De quem é a culpa? -: durante muitos séculos, o povo judeu foi considerado, na sua totalidade, como sendo os culpados pela morte de Jesus. Atualmente, a Igreja acredita que um povo todo não pode ser responsabilizado pelo ato de alguns. Considera-se então que, levando-se em conta a complexidade do processo contra Jesus, e qualquer que possa ser o pecado pessoal de Judas, do Sinédrio ou de Pilatos, não se pode atribuir responsabilidade ao conjunto do povo de Jerusalém, a despeito dos gritos de uma multidão manipulada pelos seus chefes contra Jesus. 

 

            Recorde-se também que o próprio Jesus, ao perdoar a todos na cruz (Lc 23, 34), e Pedro, depois dele, lembraram a “ignorância” (At 3, 17) dos judeus e até dos chefes deles. Em tempos passados, considerava-se que os gritos dos judeus de Jerusalém que pediam a condenação de Jesus, dizendo “O seu sangue caia sobre nós e sobre nossos filhos” (Mt 27, 25), era suficiente para julgar todos culpados. No entanto, sabe-se hoje em dia que essa frase era apenas uma fórmula comum de concordância com a sentença aplicada. Por isso, a Igreja declarou muito oportunamente no Concílio Vaticano II:

            “Aquilo que sucedeu na Paixão de Cristo não pode indistintamente ser imputado a todos os judeus que viviam então, nem aos de hoje... Os judeus não devem ser apresentados nem como condenados por Deus, nem como amaldiçoados, como se isto fosse consequência do relato das Escrituras Sagradas” (Nostra aetate 4).

 

 

Os verdadeiros culpados -: O magistério da Igreja e o testemunho dos santos nunca esqueceram que “foram os pecadores como tais os autores e os instrumentos de todos os sofrimentos pelos quais passou o Divino Redentor” (Catechismus Romanus 1, 5, 11). Levando em conta que os nossos pecados atingem o próprio Cristo, a Igreja coloca nos pecadores de todos os tempos a responsabilidade mais grave no suplício de Jesus.

 

            “Devemos considerar como culpados desta falta horrível os que continuam pecando. Já que são os nossos crimes que arrastaram Nosso Senhor Jesus Cristo ao suplício da cruz, com certeza os que mergulharam nas desordens e no mal, “de sua parte crucificam de novo o Filho de Deus e o expõem às injúrias” (cf. Hb 6, 6). É imperioso reconhecer que o nosso próprio crime, neste caso, é maior que o dos judeus.
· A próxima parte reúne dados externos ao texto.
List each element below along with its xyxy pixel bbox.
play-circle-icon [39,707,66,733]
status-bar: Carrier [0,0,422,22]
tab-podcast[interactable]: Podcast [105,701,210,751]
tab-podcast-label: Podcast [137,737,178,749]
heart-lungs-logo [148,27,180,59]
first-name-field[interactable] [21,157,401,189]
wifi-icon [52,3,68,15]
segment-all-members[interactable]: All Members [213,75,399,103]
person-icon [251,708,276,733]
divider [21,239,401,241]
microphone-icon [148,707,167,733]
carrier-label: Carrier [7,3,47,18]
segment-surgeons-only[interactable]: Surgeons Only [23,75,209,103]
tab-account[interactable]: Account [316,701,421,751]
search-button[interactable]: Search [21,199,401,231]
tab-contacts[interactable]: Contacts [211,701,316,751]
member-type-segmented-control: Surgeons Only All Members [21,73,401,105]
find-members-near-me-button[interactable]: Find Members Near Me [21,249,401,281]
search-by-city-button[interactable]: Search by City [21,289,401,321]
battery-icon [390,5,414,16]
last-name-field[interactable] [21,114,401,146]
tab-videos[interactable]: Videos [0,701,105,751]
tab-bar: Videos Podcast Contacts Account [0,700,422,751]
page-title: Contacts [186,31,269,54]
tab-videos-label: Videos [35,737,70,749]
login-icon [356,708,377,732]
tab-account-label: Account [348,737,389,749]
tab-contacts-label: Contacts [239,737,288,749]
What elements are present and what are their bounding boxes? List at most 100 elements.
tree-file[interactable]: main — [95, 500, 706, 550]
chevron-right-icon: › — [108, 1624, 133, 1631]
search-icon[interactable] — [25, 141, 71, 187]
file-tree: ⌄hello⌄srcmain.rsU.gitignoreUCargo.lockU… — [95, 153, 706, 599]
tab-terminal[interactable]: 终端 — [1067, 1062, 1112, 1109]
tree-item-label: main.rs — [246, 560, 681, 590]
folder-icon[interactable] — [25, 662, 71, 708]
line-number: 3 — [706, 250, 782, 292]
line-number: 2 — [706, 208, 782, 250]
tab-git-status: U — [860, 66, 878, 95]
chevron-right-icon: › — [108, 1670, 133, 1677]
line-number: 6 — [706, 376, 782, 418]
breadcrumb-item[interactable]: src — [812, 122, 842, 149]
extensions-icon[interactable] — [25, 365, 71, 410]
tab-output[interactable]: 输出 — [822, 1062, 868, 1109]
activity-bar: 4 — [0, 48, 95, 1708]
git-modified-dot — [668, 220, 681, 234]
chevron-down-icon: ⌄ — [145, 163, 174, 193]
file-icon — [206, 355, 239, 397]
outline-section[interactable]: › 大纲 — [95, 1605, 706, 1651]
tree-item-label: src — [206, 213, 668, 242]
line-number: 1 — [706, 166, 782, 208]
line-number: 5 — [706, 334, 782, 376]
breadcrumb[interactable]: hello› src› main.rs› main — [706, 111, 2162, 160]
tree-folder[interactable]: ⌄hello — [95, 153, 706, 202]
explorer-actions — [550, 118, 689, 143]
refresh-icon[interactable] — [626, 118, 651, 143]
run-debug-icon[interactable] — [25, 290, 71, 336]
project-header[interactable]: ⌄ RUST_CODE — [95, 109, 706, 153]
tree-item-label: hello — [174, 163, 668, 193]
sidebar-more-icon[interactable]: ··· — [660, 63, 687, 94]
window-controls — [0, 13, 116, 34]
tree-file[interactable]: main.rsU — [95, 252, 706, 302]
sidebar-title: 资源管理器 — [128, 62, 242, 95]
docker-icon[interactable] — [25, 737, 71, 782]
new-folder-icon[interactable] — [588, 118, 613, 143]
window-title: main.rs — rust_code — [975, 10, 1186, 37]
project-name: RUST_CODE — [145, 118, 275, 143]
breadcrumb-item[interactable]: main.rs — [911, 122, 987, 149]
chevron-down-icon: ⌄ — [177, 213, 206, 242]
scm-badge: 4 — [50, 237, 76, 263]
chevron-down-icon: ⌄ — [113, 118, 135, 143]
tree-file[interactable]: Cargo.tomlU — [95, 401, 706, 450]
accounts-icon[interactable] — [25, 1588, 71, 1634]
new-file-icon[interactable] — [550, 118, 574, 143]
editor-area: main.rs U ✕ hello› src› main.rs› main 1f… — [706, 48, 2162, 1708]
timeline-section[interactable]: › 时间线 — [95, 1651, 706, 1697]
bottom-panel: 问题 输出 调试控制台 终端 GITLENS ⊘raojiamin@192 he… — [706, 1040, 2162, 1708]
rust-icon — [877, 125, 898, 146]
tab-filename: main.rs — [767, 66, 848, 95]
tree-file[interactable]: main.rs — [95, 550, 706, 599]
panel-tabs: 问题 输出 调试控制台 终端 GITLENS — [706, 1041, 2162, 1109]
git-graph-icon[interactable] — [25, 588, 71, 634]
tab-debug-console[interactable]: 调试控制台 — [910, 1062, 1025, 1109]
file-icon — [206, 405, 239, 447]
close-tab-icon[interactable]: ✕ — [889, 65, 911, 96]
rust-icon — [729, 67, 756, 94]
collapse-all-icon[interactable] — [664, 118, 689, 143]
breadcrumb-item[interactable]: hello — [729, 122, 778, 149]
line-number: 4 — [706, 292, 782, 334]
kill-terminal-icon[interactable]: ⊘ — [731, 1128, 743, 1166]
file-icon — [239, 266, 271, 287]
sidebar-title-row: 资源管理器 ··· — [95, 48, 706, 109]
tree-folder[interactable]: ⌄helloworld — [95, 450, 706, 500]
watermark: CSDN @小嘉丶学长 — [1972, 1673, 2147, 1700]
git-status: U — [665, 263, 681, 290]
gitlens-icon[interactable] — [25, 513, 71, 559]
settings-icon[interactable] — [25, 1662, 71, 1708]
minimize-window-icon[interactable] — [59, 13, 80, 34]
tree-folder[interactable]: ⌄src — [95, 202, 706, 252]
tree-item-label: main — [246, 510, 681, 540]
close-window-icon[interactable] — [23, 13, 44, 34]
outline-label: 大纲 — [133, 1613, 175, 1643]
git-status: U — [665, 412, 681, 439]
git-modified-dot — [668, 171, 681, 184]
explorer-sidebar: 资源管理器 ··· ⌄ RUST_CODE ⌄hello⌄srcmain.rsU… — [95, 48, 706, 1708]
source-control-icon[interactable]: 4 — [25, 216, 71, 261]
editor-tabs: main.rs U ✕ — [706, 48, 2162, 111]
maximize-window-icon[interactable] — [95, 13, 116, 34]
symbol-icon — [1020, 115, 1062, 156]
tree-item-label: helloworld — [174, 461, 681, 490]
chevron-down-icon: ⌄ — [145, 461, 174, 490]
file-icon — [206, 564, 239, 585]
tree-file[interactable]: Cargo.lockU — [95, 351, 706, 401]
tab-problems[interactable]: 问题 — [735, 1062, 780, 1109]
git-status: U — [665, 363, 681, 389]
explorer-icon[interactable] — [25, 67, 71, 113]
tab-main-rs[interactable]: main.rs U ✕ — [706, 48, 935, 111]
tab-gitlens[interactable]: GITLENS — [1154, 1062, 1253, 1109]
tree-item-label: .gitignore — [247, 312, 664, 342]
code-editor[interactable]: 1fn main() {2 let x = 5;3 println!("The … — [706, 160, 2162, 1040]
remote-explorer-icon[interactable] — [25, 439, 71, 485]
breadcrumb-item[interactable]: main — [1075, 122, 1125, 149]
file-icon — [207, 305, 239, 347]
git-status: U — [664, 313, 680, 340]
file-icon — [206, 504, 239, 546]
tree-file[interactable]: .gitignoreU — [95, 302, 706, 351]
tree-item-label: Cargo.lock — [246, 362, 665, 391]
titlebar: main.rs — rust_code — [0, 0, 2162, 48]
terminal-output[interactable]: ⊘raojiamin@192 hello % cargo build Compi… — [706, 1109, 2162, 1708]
Pois se os judeus, como testemunha S. Paulo, “tivessem conhecido o Rei da glória, nunca o teriam crucificado” (1Cor 2, 8). Nós, porém, fazemos profissão de conhecê-lo. E quando o negamos pelos nossos atos, de certo modo levantamos contra Ele as nossas mãos homicidas” (Catechismus Romanus 1, 5, 11).

 

            Para terminar, lembremos as palavras de São Francisco de Assis sobre o tema: “Os demônios, então, não foram eles que o crucificaram, és tu que com eles o crucificaste e continuas a crucificá-lo, deleitando-se nos vícios e nos pecados” (S. Francisco de Assis, admon 5, 3).